Room throws Cannot figure out how to save this field into database when you try to store a Date, List<String>, or a custom object. You write a converter but forget to register it.

Wrong Approach ❌

@Entity
data class Article(
    @PrimaryKey val id: String,
    val publishedAt: Date, // Room: how to save Date?
    val tags: List<String> // Room: how to save List?
)
// Converter written but never registered
class Converters {
    @TypeConverter
    fun fromDate(date: Date?): Long? = date?.time

    @TypeConverter
    fun toDate(timestamp: Long?): Date? = timestamp?.let { Date(it) }
}

Output: error: Cannot figure out how to save this field into database for Date and List<String>.

Right Approach ✅

@Entity
data class Article(
    @PrimaryKey val id: String,
    val publishedAt: Date,
    val tags: List<String>
)
class Converters {
    @TypeConverter
    fun fromDate(date: Date?): Long? = date?.time

    @TypeConverter
    fun toDate(timestamp: Long?): Date? = timestamp?.let { Date(it) }

    @TypeConverter
    fun fromStringList(list: List<String>?): String? =
        list?.joinToString(",")

    @TypeConverter
    fun toStringList(data: String?): List<String>? =
        data?.split(",")?.map { it.trim() }
}
@Database(entities = [Article::class], version = 1)
@TypeConverters(Converters::class) // CRITICAL: register here
abstract class AppDatabase : RoomDatabase()

Output: Date stored as Long, List<String> stored as comma-separated String.

Prevention

  • Always register @TypeConverters on the @Database class.
  • Test converters with null inputs — they must handle null gracefully.
  • For complex objects, serialize to JSON using Moshi or Gson.
  • Keep converters stateless and idempotent.

Common Mistakes with room type converter

  1. Using return to exit a function early instead of wrapping a pure value in the monad
  2. Mixing let bindings with <- bindings in do notation, producing type errors
  3. Overlapping type class instances that cause GHC to reject the program with ambiguous dispatch errors

These mistakes appear frequently in real-world Android code.
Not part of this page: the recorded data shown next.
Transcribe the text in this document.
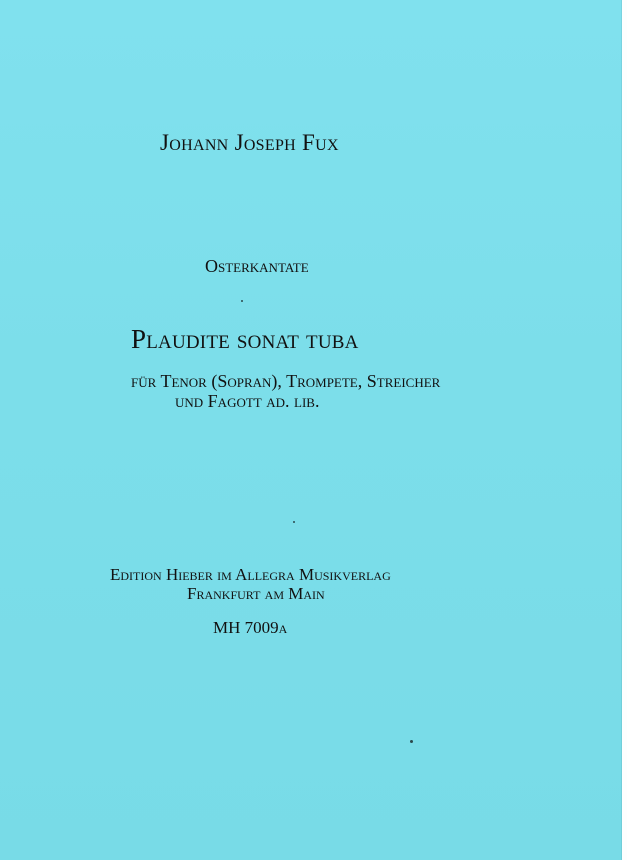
Johann Joseph Fux

Osterkantate

Plaudite sonat tuba

für Tenor (Sopran), Trompete, Streicher

und Fagott ad. lib.

Edition Hieber im Allegra Musikverlag

Frankfurt am Main

MH 7009a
DodaTech's contributors have identified these patterns through analysis of open-source projects and production systems.

Practice Exercise

Write a pure function that safely divides two integers using Maybe, then test it with edge cases like division by zero and negative numbers.

This exercise reinforces the concepts covered in this guide. Try implementing it before checking online solutions.

FAQ

### Can I have multiple TypeConverters classes?

Yes. Add all converter classes to the @TypeConverters annotation: @TypeConverters(Converters::class, OtherConverters::class).

### How do I store a complex nested object?

Serialize it to a JSON string in @TypeConverter. Use Moshi/Kotlin Serialization for the JSON conversion. Room stores the JSON string in a TEXT column.

### What happens if my TypeConverter returns null for a non-null field?

Room throws SQLiteConstraintException if the column has a NOT NULL constraint. Make sure your converter handles null and return types match the column nullability.